Saturday, December 11, 2010

Should the Sins of the Fathers Be Visited on the Children?

News today has it that Bernie Madoff's son committed suicide. That raises the interesting, perennial question, Should the sins of the fathers be visited on the children?

I used to live in a Chicago suburb (after a moment's though I decided against naming it) that was famous (or infamous) for being home to two or three big Mafia figures. One of my neighbors talked about going to the local high school with the daughter of one of these guys. The neighbor said the Mafioso's daughter was pretty much shunned by her classmates. (You can read the latter's own story in her book Mafia Princess. Disclaimer: I haven't read it.) To me it's a very interesting discussion, whether it's fair or not to view such people as tainted by the lives or actions of their parents.

The great Norwegian playwright Henrik Ibsen wrote a play called Ghosts. This play revolves around a mother and her son—and the "ghost" of the dead husband and father. It turns out (spoiler alert!) that because the father had led a very dissolute and sexually promiscuous life, which his wife very assiduously covered up, the son at the end of the play is starting to show dementia due to the syphilis that he inherited from his father. So that is an instance where in a very literal and physical way, the sins of the father were visited upon the children (but it seems the wife and mother deserves a good deal of blame for completely whitewashing her husband's memory).

I think it's an interesting issue. I think the Old Testament says that the sins of the fathers are visited upon the children, but that may seem very harsh to us nowadays.

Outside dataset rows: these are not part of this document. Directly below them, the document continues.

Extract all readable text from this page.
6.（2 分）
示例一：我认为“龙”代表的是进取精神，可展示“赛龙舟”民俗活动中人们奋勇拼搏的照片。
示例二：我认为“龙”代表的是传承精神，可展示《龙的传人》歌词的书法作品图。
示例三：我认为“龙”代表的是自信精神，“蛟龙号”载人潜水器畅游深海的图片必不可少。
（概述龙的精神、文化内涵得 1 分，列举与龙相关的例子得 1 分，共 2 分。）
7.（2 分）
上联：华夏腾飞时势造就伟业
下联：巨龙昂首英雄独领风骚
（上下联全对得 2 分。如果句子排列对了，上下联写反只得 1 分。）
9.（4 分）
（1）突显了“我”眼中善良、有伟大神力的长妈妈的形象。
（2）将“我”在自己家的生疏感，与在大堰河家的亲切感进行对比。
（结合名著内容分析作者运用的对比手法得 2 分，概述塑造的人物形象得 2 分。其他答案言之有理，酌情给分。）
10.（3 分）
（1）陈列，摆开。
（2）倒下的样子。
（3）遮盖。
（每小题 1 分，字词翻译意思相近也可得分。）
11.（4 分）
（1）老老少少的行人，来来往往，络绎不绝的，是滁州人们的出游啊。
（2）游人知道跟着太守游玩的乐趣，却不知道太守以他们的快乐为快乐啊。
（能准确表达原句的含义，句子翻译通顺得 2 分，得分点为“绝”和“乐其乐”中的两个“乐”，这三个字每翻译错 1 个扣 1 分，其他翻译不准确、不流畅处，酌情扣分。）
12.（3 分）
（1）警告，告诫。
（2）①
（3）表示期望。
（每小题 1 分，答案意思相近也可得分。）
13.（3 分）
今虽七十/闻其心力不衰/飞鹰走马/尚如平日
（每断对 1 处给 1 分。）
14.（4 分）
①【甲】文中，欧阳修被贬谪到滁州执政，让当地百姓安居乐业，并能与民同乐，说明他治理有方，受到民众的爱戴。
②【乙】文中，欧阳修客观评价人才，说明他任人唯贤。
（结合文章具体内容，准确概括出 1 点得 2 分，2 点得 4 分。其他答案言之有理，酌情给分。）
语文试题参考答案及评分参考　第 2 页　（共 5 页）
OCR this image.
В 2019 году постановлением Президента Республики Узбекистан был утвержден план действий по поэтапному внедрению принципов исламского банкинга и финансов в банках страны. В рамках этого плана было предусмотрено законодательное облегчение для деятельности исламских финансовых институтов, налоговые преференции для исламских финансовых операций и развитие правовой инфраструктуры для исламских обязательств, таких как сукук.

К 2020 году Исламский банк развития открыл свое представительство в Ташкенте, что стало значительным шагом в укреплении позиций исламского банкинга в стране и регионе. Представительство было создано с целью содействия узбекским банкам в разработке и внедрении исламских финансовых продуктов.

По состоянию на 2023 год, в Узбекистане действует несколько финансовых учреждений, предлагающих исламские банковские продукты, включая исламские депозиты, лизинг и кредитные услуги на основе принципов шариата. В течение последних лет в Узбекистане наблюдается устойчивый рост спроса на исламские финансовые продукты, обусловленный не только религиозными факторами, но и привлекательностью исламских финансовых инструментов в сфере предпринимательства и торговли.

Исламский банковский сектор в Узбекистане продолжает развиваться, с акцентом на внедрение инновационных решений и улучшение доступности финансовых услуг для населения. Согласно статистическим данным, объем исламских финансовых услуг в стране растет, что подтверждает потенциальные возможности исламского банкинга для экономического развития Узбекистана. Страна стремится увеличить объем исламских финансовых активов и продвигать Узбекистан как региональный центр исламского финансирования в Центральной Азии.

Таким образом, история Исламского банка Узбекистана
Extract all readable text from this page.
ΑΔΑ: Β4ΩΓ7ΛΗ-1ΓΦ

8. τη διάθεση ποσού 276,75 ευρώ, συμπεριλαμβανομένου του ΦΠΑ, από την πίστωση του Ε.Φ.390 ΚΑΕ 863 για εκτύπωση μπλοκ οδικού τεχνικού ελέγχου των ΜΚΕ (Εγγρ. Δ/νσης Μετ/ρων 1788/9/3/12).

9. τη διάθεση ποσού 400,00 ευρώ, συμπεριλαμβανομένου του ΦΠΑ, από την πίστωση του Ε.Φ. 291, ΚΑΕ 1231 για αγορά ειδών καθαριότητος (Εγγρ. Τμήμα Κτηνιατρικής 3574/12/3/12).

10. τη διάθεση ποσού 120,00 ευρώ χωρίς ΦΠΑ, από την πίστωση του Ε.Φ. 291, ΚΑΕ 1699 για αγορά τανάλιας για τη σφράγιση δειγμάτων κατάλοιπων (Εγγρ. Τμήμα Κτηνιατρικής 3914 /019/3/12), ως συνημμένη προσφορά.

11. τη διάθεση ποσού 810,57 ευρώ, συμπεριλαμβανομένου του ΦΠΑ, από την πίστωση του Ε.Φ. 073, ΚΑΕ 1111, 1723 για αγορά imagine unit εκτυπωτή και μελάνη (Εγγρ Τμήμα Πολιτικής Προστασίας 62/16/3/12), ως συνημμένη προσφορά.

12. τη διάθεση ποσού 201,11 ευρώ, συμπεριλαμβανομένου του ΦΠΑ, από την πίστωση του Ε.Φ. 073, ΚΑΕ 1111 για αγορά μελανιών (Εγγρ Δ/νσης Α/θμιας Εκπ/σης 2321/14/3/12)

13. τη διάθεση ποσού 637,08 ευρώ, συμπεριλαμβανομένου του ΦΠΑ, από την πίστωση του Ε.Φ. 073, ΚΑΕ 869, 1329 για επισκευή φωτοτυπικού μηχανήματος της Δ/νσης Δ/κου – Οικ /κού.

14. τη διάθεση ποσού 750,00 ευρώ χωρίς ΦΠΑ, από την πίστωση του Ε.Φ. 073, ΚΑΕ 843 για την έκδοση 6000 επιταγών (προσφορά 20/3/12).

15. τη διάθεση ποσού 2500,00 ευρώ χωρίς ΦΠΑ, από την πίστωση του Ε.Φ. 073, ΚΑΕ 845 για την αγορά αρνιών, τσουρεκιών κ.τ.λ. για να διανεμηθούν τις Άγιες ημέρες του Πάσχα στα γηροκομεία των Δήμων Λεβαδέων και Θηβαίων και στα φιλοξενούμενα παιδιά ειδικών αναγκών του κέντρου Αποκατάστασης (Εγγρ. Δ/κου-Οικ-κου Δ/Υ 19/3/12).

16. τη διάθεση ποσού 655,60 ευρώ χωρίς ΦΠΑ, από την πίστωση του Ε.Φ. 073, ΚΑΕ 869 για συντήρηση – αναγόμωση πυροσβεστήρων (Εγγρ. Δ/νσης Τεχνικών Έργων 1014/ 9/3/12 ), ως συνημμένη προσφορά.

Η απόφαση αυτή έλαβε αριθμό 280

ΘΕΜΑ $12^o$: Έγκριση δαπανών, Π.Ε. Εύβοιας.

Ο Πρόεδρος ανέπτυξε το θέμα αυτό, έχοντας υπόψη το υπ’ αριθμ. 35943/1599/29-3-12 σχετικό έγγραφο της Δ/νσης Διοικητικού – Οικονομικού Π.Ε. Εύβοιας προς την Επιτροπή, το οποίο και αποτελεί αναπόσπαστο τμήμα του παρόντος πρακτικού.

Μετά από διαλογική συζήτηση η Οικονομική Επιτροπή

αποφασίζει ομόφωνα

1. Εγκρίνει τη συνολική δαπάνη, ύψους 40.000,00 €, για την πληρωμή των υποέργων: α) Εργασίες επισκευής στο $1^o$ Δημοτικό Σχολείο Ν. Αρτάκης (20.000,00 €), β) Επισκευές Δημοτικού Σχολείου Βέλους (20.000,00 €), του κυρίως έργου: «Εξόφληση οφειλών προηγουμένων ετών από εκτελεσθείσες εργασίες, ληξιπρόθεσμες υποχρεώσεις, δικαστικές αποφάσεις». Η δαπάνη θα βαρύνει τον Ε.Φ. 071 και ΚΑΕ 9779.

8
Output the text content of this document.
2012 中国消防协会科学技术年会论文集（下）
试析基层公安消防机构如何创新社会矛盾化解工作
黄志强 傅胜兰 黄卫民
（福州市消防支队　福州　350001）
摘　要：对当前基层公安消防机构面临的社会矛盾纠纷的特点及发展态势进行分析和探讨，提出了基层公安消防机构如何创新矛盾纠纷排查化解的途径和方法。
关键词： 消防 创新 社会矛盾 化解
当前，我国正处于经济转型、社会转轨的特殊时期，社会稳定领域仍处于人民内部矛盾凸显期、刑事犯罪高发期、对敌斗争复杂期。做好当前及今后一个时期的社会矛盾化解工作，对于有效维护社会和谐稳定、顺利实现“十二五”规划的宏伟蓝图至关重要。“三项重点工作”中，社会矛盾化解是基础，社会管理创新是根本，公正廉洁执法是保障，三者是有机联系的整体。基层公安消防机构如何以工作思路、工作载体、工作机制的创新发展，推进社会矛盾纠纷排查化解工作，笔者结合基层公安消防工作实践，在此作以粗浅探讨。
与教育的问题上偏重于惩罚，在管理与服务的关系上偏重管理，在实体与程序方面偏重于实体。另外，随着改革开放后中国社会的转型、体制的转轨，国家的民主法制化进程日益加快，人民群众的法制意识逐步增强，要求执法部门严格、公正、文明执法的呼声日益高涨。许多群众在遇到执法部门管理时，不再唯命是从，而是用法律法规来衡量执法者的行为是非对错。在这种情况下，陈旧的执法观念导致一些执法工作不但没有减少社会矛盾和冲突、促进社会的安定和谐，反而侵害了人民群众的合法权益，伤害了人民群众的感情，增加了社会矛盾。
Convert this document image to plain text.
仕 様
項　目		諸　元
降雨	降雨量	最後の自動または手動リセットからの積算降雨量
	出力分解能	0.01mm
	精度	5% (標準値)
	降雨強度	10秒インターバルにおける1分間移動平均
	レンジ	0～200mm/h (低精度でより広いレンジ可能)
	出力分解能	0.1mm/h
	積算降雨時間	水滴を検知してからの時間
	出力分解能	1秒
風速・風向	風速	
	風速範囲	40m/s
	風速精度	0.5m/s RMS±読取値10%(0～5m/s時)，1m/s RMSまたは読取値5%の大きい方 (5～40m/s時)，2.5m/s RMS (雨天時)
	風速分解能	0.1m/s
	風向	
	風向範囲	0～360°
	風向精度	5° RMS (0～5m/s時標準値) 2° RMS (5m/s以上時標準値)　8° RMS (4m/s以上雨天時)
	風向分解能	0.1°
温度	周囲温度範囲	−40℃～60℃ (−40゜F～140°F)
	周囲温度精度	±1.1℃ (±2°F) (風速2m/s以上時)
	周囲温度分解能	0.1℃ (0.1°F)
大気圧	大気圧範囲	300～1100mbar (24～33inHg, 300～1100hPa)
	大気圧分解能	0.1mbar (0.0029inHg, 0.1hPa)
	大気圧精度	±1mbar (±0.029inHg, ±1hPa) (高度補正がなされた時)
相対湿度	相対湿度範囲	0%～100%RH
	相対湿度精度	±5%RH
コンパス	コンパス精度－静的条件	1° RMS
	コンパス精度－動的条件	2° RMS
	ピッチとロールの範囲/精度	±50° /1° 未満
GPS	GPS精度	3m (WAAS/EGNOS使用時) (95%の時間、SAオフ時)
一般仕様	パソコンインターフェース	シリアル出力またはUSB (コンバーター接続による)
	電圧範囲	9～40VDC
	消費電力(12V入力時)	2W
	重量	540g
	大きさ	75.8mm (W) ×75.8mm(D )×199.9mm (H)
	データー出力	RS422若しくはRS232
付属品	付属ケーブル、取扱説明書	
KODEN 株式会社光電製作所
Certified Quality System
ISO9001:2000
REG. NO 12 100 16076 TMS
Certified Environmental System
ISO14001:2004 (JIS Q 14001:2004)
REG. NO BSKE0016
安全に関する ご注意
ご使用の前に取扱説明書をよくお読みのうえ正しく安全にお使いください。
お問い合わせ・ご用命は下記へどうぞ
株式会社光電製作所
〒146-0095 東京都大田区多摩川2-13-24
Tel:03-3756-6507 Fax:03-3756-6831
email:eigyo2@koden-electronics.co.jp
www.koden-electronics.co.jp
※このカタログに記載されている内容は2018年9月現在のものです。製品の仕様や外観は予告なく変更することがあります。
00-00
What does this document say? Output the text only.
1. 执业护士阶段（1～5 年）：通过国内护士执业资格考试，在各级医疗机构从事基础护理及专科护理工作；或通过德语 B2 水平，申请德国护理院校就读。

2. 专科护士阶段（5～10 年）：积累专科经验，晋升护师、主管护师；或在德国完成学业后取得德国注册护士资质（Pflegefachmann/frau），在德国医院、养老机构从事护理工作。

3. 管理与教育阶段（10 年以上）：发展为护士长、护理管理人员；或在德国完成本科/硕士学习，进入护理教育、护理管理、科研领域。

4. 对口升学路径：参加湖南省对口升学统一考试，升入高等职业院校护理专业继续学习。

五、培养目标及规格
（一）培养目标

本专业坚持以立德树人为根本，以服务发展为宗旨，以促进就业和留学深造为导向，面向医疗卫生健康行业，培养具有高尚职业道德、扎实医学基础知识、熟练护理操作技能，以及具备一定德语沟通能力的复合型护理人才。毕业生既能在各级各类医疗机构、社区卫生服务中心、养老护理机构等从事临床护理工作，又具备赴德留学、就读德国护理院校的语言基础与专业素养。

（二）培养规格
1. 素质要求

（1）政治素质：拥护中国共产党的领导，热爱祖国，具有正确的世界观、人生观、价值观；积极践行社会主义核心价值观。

Copyright © 2010 by Richard Stein

1 comment:

  1. It's really a shame that a family as Bernie Madoffs has taken such a deep dive from sitting atop the world to this kind of devastation. I don't wish death on any of the Madoffs or anyone else. I do believe however that the Madoffs as a family knowingly betrayed and jilted many of their investors who had completely trusted them to the point of complete devastation. The Madoffs were wrong in what they did but I don't believe that my being heartless to them or anyone at a time of suffering and despair is an answer for anything at all or is at all appropriate. Even as a nonreligious person I don't buy into revenge. In my eyes we have a judicial system that despite shortcomings and need for overhaul from time to time is by far more suited to dealing with the Madoffs or other guilty persons for whatever transgretions than me or you. What a holy book has to say may be appropriate to a particular congregation but is by no means a universal concept for code of conduct. I question the word "sin" with its connotations and the way it can loosely be thrown around to implicate guilt. Ethical behaviour however I personally see as a benefit to society with laws to govern what does or doesn't fly. In short I value the findings of a court of justice over the rage of some angry would-be lynch mob whether that mob is straight out of some congregation or elsewhere. There is a saying "Injustice is relatively easy to bear. What stings is justice" I believe this is true only I hope that indeed it's justice which ultimately prevails.